Turma Recursal entende que atos de advogados devem ser apurados pela OAB e afasta litigância de má-fé aplicada a profissionais

Wanessa Rodrigues

A 4ª Turma Recursal dos Juizados Especiais de Goiás afastou multa por litigância de má-fé aplicada, solidariamente, a quatros advogados e um cliente. A condenação havia sido dada pelo juiz Marcelo Pereira de Amorim, do 3º Juizado Especial Cível de Aparecida de Goiânia, em ação que questionava a rescisão contratual de um motorista de aplicativo de transporte. O magistrado tinha entendido que foram propostos embargos declaratórios procrastinatórios. No entanto, em seu voto, o relator do recurso, juiz Ricardo Teixeira Lemos, disse que atos praticados por advogados devem ser apurados pelo órgão de classe ou corregedoria.

O relator explicou que, como é sabido, os advogados, públicos ou privados, os membros da Defensoria Pública e do Ministério Público não estão sujeitos à aplicação de pena por litigância de má-fé em razão de sua atuação profissional. Atuou no caso o advogado Kássio Miranda.

Em seu voto, o magistrado salientou que eventual responsabilidade disciplinar, decorrente de atos praticados no exercício de suas funções, deve ser apurada pelo respectivo órgão de classe ou corregedoria, a quem o magistrado oficiará, conforme o artigo 77, parágrafo 6º, do CPC/2015.

Disse, ainda, que não se pode perder de vista também o artigo 7°, parágrafo 2º da Lei 8906/94 (Estatuto da Advocacia). Segundo a norma, o advogado tem imunidade profissional. Não constituindo injúria, difamação ou desacato puníveis qualquer manifestação de sua parte, no exercício de sua atividade, em juízo ou fora dele, sem prejuízo das sanções disciplinares perante a OAB, pelos excessos que cometer.

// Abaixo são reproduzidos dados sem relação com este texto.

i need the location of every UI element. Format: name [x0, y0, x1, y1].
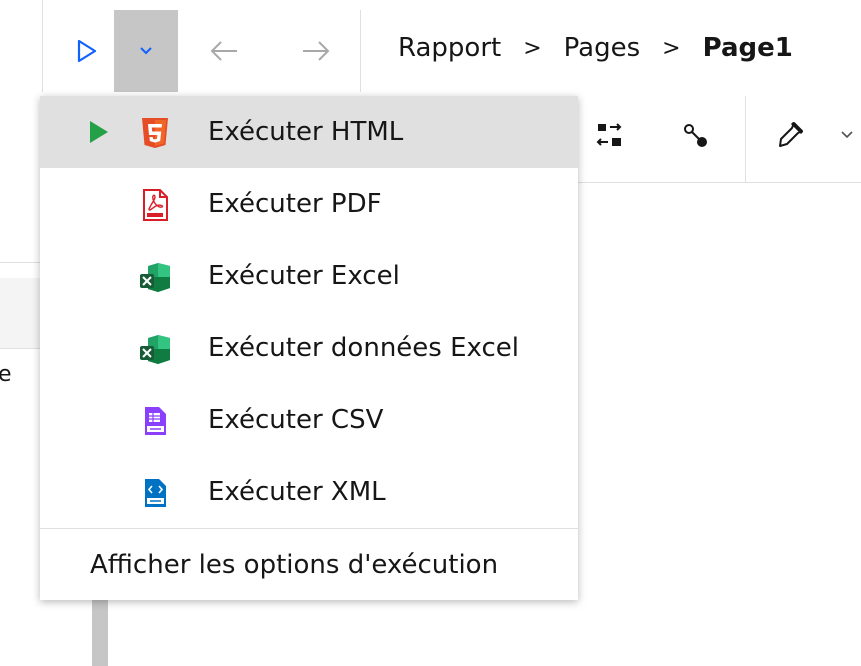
show-run-options-label: Afficher les options d'exécution	[90, 549, 499, 580]
menu-item-run-pdf[interactable]: Exécuter PDF	[40, 168, 578, 240]
menu-item-run-excel-data[interactable]: Exécuter données Excel	[40, 312, 578, 384]
left-panel-tab[interactable]	[0, 278, 42, 348]
arrow-left-icon	[210, 41, 237, 61]
menu-item-run-excel[interactable]: Exécuter Excel	[40, 240, 578, 312]
breadcrumb: Rapport > Pages > Page1	[398, 26, 793, 70]
forward-button[interactable]	[288, 10, 344, 92]
excel-icon	[140, 263, 170, 292]
key-icon	[684, 124, 707, 147]
menu-item-run-html[interactable]: Exécuter HTML	[40, 96, 578, 168]
menu-item-label: Exécuter PDF	[208, 189, 382, 219]
chevron-down-icon	[140, 47, 152, 55]
breadcrumb-item-rapport[interactable]: Rapport	[398, 33, 501, 63]
html5-icon	[142, 118, 168, 148]
swap-icon	[596, 123, 622, 146]
arrow-right-icon	[303, 41, 330, 61]
run-button[interactable]	[62, 10, 112, 92]
play-icon	[90, 121, 108, 143]
breadcrumb-item-pages[interactable]: Pages	[564, 33, 641, 63]
menu-item-label: Exécuter HTML	[208, 117, 404, 147]
breadcrumb-separator: >	[662, 35, 681, 61]
toolbar-divider	[360, 10, 361, 92]
toolbar-divider	[745, 96, 746, 182]
left-panel-divider	[0, 348, 42, 349]
play-outline-icon	[77, 39, 97, 63]
scrollbar[interactable]	[92, 598, 108, 666]
menu-item-run-xml[interactable]: Exécuter XML	[40, 456, 578, 528]
dropper-button[interactable]	[768, 110, 812, 160]
pdf-icon	[143, 189, 168, 221]
toolbar-left-divider	[42, 0, 43, 92]
chevron-down-icon	[840, 131, 853, 139]
breadcrumb-item-page1: Page1	[702, 33, 793, 63]
key-button[interactable]	[674, 110, 718, 160]
toolbar-bottom-border	[560, 182, 861, 183]
dropper-dropdown-button[interactable]	[832, 110, 861, 160]
back-button[interactable]	[196, 10, 252, 92]
breadcrumb-separator: >	[523, 35, 542, 61]
dropper-icon	[779, 121, 804, 147]
left-panel-divider	[0, 262, 42, 263]
xml-icon	[145, 479, 166, 507]
left-panel-cut-label: e	[0, 362, 12, 387]
show-run-options-item[interactable]: Afficher les options d'exécution	[40, 529, 578, 600]
run-menu: Exécuter HTML Exécuter PDF Exécuter Exce…	[40, 96, 578, 600]
menu-item-label: Exécuter données Excel	[208, 333, 519, 363]
csv-icon	[145, 407, 166, 435]
excel-data-icon	[140, 335, 170, 364]
swap-button[interactable]	[588, 110, 632, 160]
menu-item-label: Exécuter XML	[208, 477, 386, 507]
menu-item-run-csv[interactable]: Exécuter CSV	[40, 384, 578, 456]
menu-item-label: Exécuter CSV	[208, 405, 384, 435]
run-dropdown-button[interactable]	[114, 10, 178, 92]
menu-item-label: Exécuter Excel	[208, 261, 400, 291]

O magistrado citou também o artigo 142 do Código Penal, segundo o qual não constituem injúria ou difamação punível a ofensa irrogada em juízo, na discussão da causa, pela parte ou por seu procurador.

A Ação
Os advogados e a parte foram condenados por litigância de má-fé em uma ação que questionava a rescisão contratual de um motorista da Uber, com pedido de indenização por danos morais. Segundo a ação, ele teria sido desabilitado do aplicativo por não estar de acordo com as políticas e regras da empresa. O juiz de primeiro grau julgou improcedente os pedidos.

Em seu recurso, o motorista alegou cerceamento de defesa. Contudo, a sentença, neste ponto foi mantida. Contudo, o juiz relator disse que a empresa demonstrou que o autor foi alvo de reclamações, conforme relatos usuários do transporte e que se comportou em desconformidade ao Termo de Conduta e Políticas do aplicativo.